34 Brain Damage According to the substance dualist, mental processes occur in the mind, and not in the brain. (Many people like s.d. because it suggests we can live on after the death of the body.) Why then do damage to the brain or degenerative brain diseases affect our ability to think?


36 Property Dualism Property dualism denies that there are any non- physical substances. Instead, it says that some physical substances, in particular, brains, have mental properties in addition to their physical properties.

37 Pros of Property Dualism This can explain why brain damage, for instance, can change your mental states or your ability to have certain mental states.


39 Epiphenomenalism Property dualism is often combined with epiphenomenalism. Epiphenomenalism says that brain events can cause mental states, but mental states cannot cause physical events.

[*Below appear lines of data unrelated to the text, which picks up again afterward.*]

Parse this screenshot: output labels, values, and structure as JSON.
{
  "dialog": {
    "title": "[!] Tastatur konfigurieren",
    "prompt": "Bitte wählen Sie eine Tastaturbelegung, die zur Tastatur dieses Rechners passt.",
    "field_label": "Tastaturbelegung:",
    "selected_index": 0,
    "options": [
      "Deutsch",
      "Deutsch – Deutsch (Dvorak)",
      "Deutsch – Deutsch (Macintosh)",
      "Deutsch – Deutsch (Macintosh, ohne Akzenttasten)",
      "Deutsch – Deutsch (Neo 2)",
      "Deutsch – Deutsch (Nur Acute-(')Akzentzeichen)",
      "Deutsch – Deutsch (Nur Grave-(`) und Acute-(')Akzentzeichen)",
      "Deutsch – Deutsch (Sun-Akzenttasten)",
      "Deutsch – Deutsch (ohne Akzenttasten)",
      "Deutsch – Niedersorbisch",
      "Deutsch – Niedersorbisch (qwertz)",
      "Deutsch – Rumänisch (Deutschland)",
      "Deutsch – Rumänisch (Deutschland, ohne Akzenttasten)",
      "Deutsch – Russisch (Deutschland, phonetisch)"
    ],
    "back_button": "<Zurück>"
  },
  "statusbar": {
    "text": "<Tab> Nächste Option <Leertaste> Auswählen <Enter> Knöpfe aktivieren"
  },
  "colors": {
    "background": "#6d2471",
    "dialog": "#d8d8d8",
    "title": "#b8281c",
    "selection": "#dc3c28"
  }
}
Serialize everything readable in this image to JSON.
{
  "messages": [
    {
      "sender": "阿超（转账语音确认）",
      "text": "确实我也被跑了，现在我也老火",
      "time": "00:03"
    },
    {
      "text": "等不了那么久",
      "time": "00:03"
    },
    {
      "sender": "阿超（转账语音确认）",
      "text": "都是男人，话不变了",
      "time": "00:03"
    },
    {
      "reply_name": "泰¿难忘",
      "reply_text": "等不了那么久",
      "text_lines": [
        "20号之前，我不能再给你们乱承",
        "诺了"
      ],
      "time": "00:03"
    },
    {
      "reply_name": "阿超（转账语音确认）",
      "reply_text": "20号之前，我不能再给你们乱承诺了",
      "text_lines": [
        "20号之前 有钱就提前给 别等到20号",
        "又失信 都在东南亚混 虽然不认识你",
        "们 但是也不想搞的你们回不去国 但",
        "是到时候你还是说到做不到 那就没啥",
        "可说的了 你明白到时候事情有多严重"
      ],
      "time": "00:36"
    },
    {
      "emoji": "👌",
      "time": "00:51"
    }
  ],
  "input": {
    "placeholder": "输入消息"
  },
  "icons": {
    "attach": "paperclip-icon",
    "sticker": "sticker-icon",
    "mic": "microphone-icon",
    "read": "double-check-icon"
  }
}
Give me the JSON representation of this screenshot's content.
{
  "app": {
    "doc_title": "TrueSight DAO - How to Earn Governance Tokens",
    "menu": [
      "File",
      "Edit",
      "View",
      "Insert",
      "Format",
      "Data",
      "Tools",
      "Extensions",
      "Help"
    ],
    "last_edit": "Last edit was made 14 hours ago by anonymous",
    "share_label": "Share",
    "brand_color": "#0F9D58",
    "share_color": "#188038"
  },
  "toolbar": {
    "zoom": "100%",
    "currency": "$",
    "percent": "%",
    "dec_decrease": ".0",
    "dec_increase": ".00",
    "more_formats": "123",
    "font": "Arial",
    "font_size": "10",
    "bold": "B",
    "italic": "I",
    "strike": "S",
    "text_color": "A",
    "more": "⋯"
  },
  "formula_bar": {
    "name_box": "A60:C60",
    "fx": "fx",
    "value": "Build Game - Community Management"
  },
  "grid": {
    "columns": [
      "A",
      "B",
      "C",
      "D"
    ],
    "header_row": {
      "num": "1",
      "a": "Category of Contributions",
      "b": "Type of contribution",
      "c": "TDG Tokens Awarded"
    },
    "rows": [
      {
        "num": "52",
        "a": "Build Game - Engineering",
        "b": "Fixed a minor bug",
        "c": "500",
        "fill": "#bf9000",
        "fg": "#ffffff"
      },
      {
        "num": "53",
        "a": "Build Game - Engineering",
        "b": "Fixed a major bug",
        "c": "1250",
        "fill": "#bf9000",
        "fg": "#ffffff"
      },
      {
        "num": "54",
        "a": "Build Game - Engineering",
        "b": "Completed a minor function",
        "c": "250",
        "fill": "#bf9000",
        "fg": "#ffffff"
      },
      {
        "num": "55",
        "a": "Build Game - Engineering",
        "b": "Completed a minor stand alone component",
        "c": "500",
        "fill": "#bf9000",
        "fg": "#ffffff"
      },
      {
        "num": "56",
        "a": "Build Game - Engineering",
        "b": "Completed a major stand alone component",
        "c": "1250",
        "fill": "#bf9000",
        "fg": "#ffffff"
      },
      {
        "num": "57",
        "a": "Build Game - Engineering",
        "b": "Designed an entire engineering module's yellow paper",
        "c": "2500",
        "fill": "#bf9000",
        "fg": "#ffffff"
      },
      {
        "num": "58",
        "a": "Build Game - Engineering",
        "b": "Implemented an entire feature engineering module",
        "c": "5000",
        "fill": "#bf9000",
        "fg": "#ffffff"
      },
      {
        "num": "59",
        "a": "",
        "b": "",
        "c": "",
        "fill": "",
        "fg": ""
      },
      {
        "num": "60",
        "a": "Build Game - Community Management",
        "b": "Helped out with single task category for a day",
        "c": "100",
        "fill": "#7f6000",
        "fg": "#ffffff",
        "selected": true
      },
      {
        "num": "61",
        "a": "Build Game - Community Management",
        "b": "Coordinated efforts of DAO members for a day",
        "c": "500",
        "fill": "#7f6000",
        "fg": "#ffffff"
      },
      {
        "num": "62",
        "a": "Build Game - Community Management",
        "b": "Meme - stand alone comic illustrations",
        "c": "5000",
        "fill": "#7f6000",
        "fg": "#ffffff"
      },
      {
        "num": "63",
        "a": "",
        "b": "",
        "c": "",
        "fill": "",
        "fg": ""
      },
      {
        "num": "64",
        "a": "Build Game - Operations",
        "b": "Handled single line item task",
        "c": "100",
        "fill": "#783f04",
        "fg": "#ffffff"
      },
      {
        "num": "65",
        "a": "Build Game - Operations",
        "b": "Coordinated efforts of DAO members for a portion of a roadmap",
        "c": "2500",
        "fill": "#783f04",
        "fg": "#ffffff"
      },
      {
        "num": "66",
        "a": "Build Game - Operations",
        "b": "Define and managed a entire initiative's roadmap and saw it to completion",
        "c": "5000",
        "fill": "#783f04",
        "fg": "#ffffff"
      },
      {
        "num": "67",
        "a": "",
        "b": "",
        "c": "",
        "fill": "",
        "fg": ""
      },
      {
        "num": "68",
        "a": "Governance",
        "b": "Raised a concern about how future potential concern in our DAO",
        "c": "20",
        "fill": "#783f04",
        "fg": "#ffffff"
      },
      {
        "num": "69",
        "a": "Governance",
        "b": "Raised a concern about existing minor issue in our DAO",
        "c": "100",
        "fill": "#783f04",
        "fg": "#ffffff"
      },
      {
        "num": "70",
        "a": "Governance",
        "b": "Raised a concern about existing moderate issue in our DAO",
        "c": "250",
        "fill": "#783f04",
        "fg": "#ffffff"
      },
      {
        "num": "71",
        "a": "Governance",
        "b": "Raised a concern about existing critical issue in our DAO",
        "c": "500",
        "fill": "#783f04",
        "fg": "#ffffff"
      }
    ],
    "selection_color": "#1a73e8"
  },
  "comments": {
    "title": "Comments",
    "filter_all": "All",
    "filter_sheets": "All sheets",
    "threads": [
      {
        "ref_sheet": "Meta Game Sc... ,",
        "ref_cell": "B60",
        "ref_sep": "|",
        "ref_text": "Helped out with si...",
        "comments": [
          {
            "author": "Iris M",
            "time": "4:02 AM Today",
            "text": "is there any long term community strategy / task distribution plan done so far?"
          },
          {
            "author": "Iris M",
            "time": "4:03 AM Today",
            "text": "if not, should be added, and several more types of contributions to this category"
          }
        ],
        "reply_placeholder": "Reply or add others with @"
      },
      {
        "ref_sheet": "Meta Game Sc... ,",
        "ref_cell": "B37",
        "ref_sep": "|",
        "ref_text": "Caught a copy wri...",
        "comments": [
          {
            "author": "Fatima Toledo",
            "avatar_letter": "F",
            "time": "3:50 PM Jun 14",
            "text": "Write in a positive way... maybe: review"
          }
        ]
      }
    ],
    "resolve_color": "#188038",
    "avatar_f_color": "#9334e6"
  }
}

40 Pros of Epiphenomenalism The good thing about epiphenomenalism is that it doesn’t contradict physics. Since mental states can’t cause any physical events, it’s true (as physics says) that the motion of any particle is determined only by the physical forces exerted on it.

41 Cons of Epiphenomenalism The problem is that we have to deny two seemingly obvious facts about mental states: 1.Some mental states cause action. 2.Some mental states cause other mental states.


43 Abandon Dualism? Why not just abandon dualism? Well, many have done that. BUT, some philosophers think there are very good arguments for dualism. We will have several classes on them later. In general, they are arguments that conscious properties are not physical properties.


45 Substance Dualism Substance dualism says that there are two kinds of substances: physical substances with physical properties and mental substances with mental properties.

46 For Substance Dualism Arguments for substance dualism assume that physical things can’t have certain properties– creativity, originality, consciousness, etc. Since some things do have those properties, it follows that the things that do are not physical things.

47 Against Substance Dualism The primary reason for rejecting substance dualism is that it claims there are non-physical causes of events– but we have never found any! Second, it predicts that the mind should not be affected by damage to the brain, but this is obviously contradicted by experience.

48 Epiphenomenal Property Dualism Property dualism combined with epiphenomenalism can avoid these problems, but only at the cost of denying that mental states cause actions or other mental states.